基本型のSNSは、この三つの中でも、最も規模を広げやすいタイプである。理由はいたって簡単。対象ユーザーの範囲が広く、友達づくりの動機も比較的はっきりしているためである。

だが、濃密な人間関係、ネットワークが存在すれば、マーケティングの精度も当然増す。この点で言えば、基本型のSNSは好ましくない、ということになる。気楽に友達づくりができ、緩やかなネットワークを志向するだけに、ビジネス面からみればSNSとしての特徴が稀薄となり、「伝統的なコミュニティサイト」といった次元にとどまっているからである。

一部のSNSは、ごく普通のコミュニティサイトに比べても内容的に見劣りする。このようなサイトが「新型SNS」になる可能性はない。むしろインターネットの持続的な発展のなかで、伝統型の応用としての方向性を模索するだろう。

しかし未来を切り開く新奇性がないからといって、現段階でビジネスにならないとも言えない。それどころか、基本型のSNSは、経営面からみれば上記三つのタイプの中で、最もうまく経営されているということができる。

「人間関係のネットワーク化」と「実名登録制」の導入は困難

第2の型である関係志向型SNSにとっても、規模はもちろん求められる(三つのどのタイプにとってもスケールメリットは重要かつ不可欠のものである)。だが、このタイプがもつ最大の特徴は、前述の(2)と(3)の実現可能性、つまり濃密な人間関係に裏打ちされた精密なマーケティングを可能ならしめるという点である。
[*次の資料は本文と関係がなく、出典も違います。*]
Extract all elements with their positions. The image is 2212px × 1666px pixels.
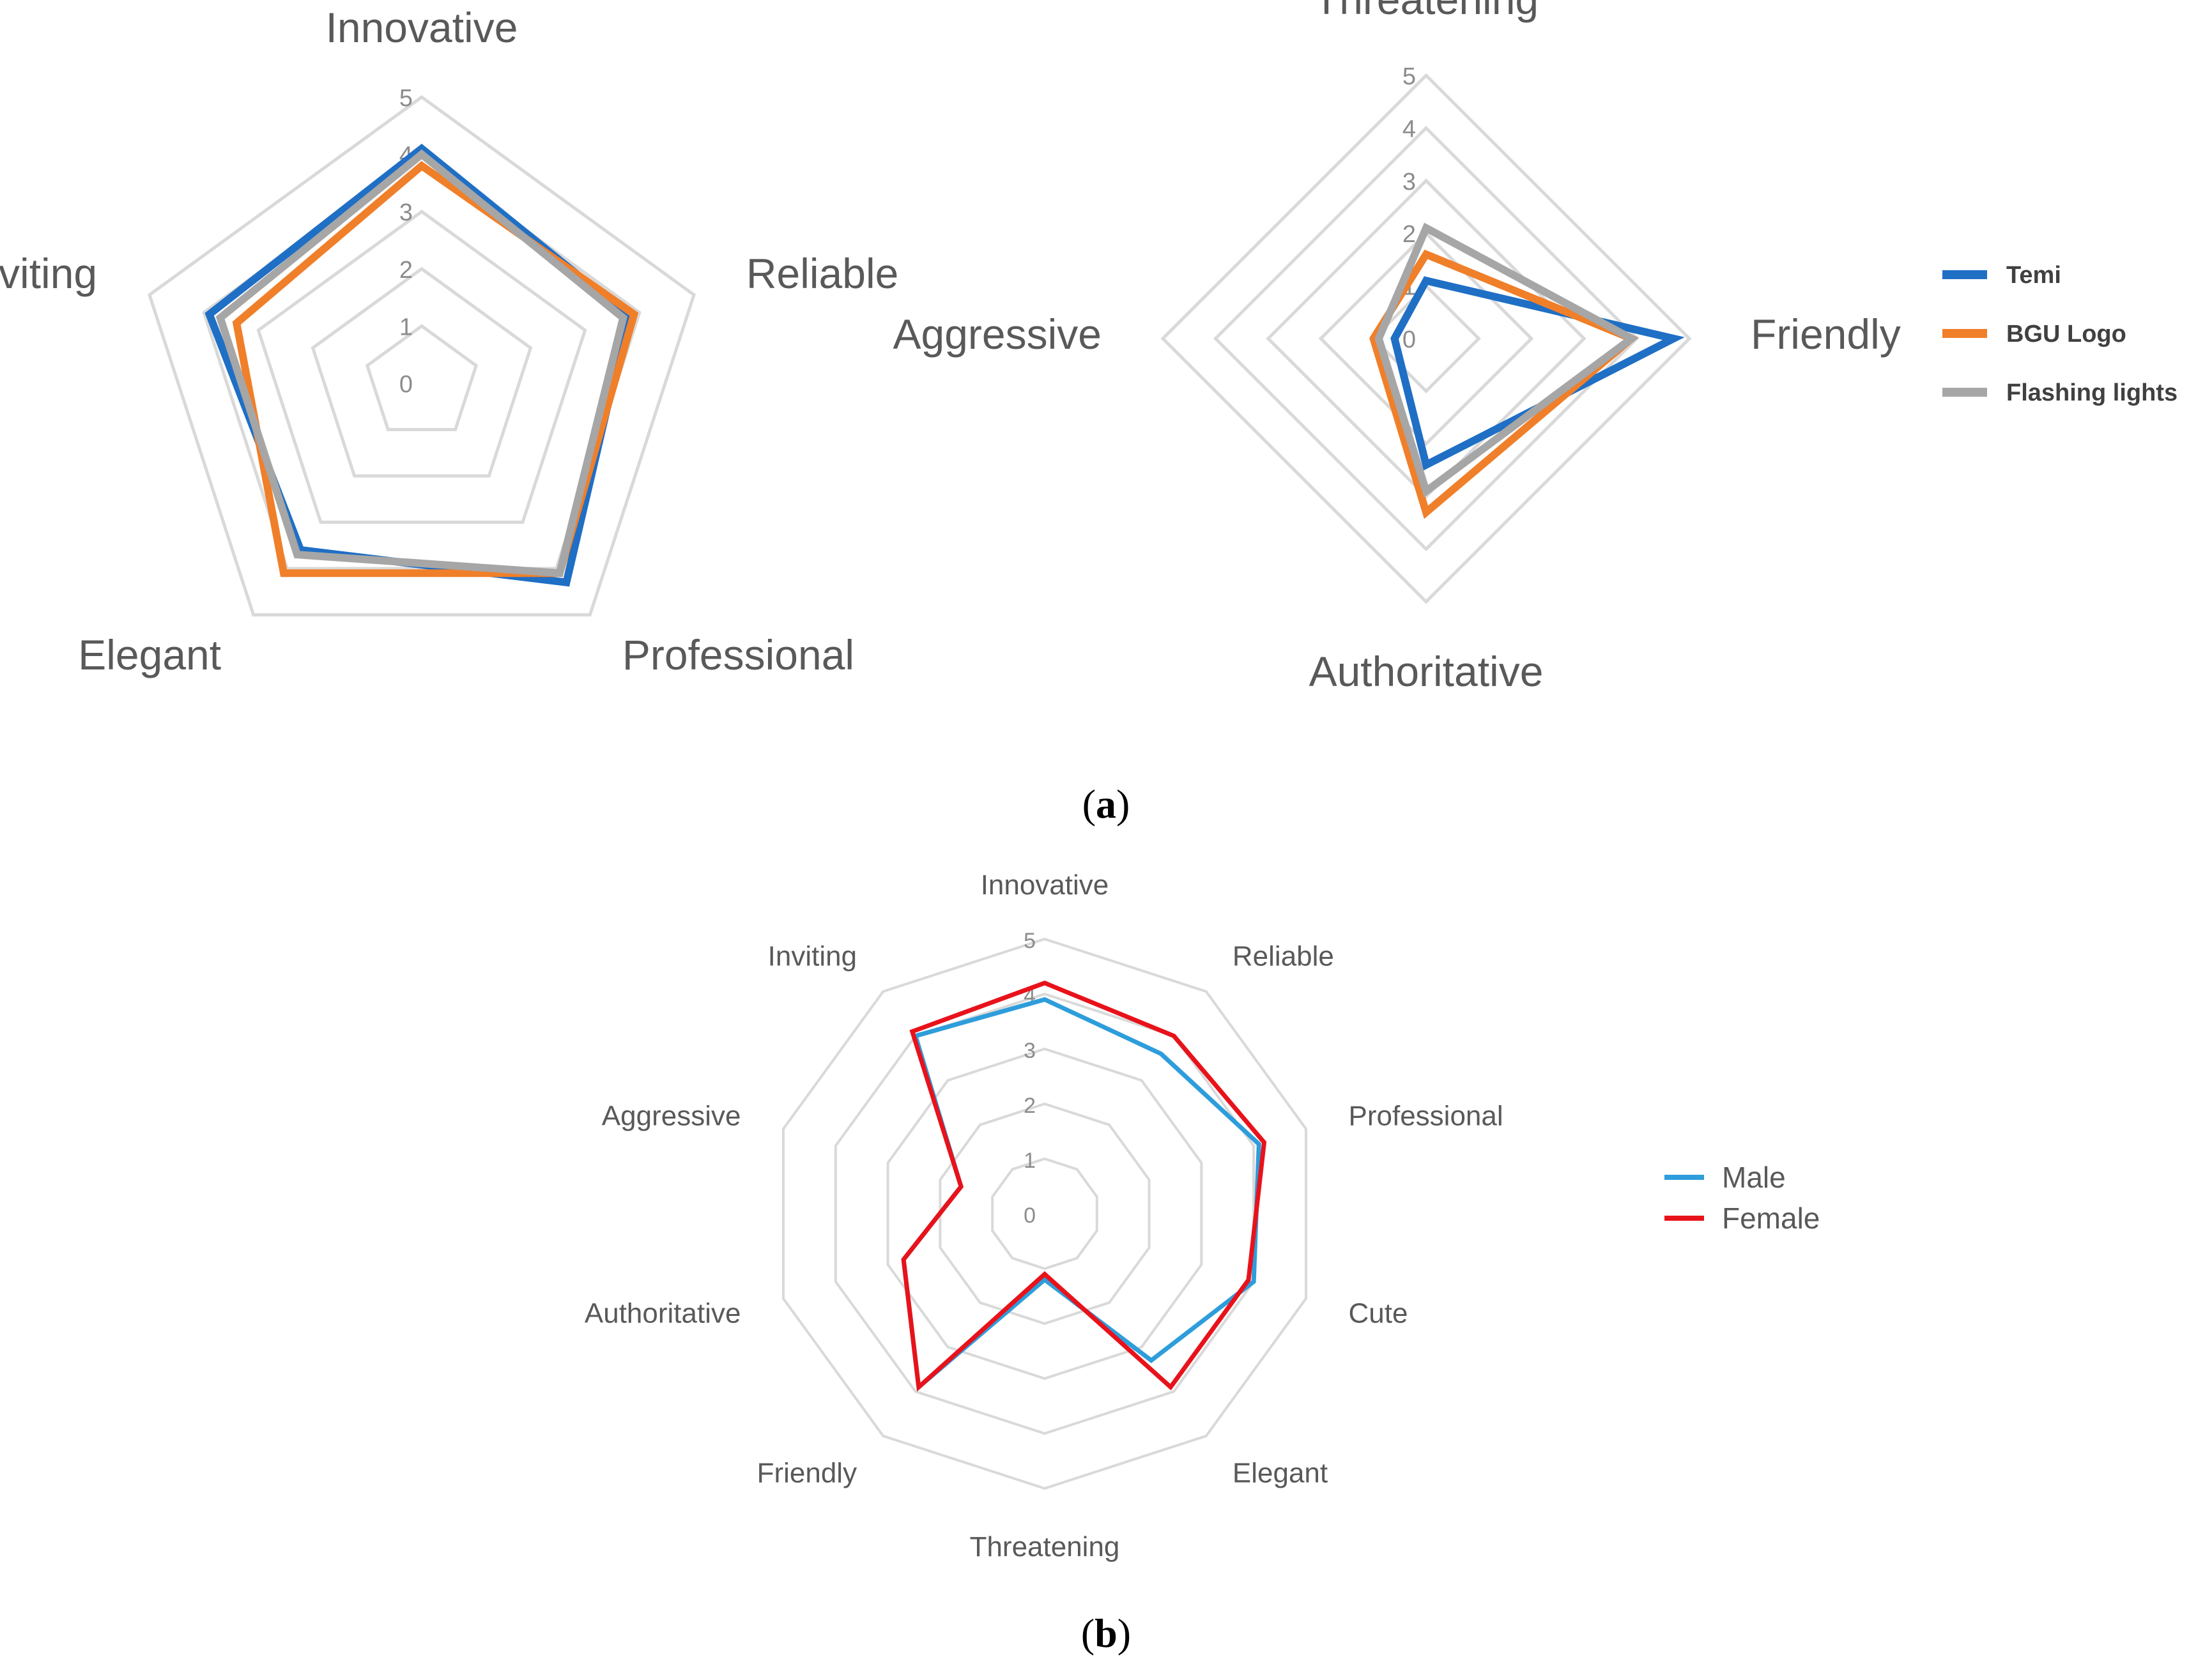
category-label-friendly: Friendly bbox=[757, 1458, 857, 1489]
tick-label: 0 bbox=[399, 371, 413, 398]
category-label-authoritative: Authoritative bbox=[585, 1298, 741, 1329]
tick-label: 2 bbox=[1024, 1094, 1036, 1118]
category-label-professional: Professional bbox=[622, 631, 854, 678]
category-label-reliable: Reliable bbox=[746, 250, 898, 297]
radar-chart-a-right: 012345ThreateningFriendlyAuthoritativeAg… bbox=[893, 0, 1901, 695]
grid-ring-2 bbox=[1318, 231, 1534, 447]
tick-label: 0 bbox=[1402, 326, 1416, 353]
legend-b: Male Female bbox=[1664, 1161, 1820, 1235]
tick-label: 2 bbox=[399, 257, 413, 284]
tick-label: 0 bbox=[1024, 1204, 1036, 1228]
tick-label: 2 bbox=[1402, 221, 1416, 248]
series-line-flashing-lights bbox=[1374, 222, 1639, 498]
series-line-bgu-logo bbox=[232, 160, 639, 577]
category-label-innovative: Innovative bbox=[326, 4, 518, 51]
grid-ring-4 bbox=[1213, 125, 1640, 552]
category-label-authoritative: Authoritative bbox=[1309, 648, 1544, 695]
grid-ring-2 bbox=[311, 266, 533, 478]
category-label-elegant: Elegant bbox=[1233, 1458, 1328, 1489]
series-line-female bbox=[901, 981, 1267, 1392]
radar-chart-a-left: 012345InnovativeReliableProfessionalEleg… bbox=[0, 4, 898, 678]
legend-a: Temi BGU Logo Flashing lights bbox=[1942, 262, 2177, 406]
grid-ring-1 bbox=[991, 1157, 1098, 1271]
category-label-elegant: Elegant bbox=[78, 631, 221, 678]
legend-label-female: Female bbox=[1722, 1202, 1820, 1235]
tick-label: 3 bbox=[1402, 169, 1416, 195]
tick-label: 1 bbox=[1024, 1149, 1036, 1173]
grid-ring-3 bbox=[256, 210, 587, 524]
category-label-inviting: Inviting bbox=[0, 250, 97, 297]
legend-label-temi: Temi bbox=[2006, 262, 2061, 289]
tick-label: 3 bbox=[1024, 1039, 1036, 1063]
grid-ring-2 bbox=[939, 1102, 1151, 1326]
caption-b: (b) bbox=[1081, 1610, 1131, 1656]
category-label-threatening: Threatening bbox=[970, 1531, 1120, 1563]
grid-ring-5 bbox=[1160, 73, 1692, 604]
grid-ring-5 bbox=[147, 95, 696, 616]
category-label-cute: Cute bbox=[1349, 1298, 1408, 1329]
grid-ring-1 bbox=[365, 324, 479, 431]
category-label-innovative: Innovative bbox=[981, 869, 1109, 901]
grid-ring-3 bbox=[886, 1047, 1203, 1380]
tick-label: 4 bbox=[1402, 116, 1416, 142]
series-line-temi bbox=[1390, 276, 1685, 471]
legend-label-flashing-lights: Flashing lights bbox=[2006, 379, 2177, 406]
legend-label-bgu-logo: BGU Logo bbox=[2006, 321, 2126, 348]
grid-ring-1 bbox=[1371, 284, 1481, 394]
tick-label: 5 bbox=[1024, 929, 1036, 953]
caption-a: (a) bbox=[1082, 781, 1130, 827]
tick-label: 3 bbox=[399, 199, 413, 226]
tick-label: 5 bbox=[1402, 63, 1416, 90]
category-label-aggressive: Aggressive bbox=[893, 310, 1102, 358]
series-line-flashing-lights bbox=[215, 149, 628, 577]
category-label-reliable: Reliable bbox=[1233, 940, 1334, 972]
category-label-professional: Professional bbox=[1349, 1100, 1503, 1131]
grid-ring-5 bbox=[782, 937, 1307, 1490]
tick-label: 5 bbox=[399, 85, 413, 112]
grid-ring-4 bbox=[834, 992, 1256, 1435]
tick-label: 1 bbox=[399, 314, 413, 340]
radar-chart-b: 012345InnovativeReliableProfessionalCute… bbox=[585, 869, 1503, 1563]
category-label-inviting: Inviting bbox=[768, 940, 857, 972]
category-label-friendly: Friendly bbox=[1751, 310, 1901, 358]
category-label-threatening: Threatening bbox=[1314, 0, 1539, 23]
legend-label-male: Male bbox=[1722, 1161, 1786, 1194]
category-label-aggressive: Aggressive bbox=[602, 1100, 741, 1131]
こうしたWebサイトは大なり小なり「Facebook」の中国における複製品と言え、従って最もSNSとして備えるべき特徴を持っているとも言える。現在各SNSが例外なく始めているのが、実際の人間関係のネットワーク化と実名登録制である。

だが、両者とも決して実現しやすいことではなく、むしろ今のところはほとんど実現のメドが立っていないと言うべき状況にある。これは、現在の中国におけるネットワーク社会の発展段階と密接につながっている。

現実社会において人間関係をネットワーク化したり、実名登録制にしたりするのは簡単である。だが、SNSで実現するには立ちはだかる壁があるのだ。

それは、中国人のインターネットに対する考え方、中国の国情に照らし、そぐわない点があるからに他ならない。中国のユーザーはまだ、ネットを信頼して使うことに慣れていない。ネットワーク上で人間関係を切り開くというのは、理屈上では有り得ても、真実の情報がどれだけあるのかといえば、これまたかなり心もとない、と考える人が多い。

このような背景があるからこそ、関係志向型を目指すSNSが、基本型SNSに近づいてゆくのだ。関係志向型SNSについては、中国では、徐々に温められ、育てられるべきものである。その冗長とも言うべき発展速度が、実は中国の国情に合ったものなのだ。決して、速過ぎてはならない。当然このような状況であるから、関係志向型SNSの市場価値は、当面下降線をたどるであろう。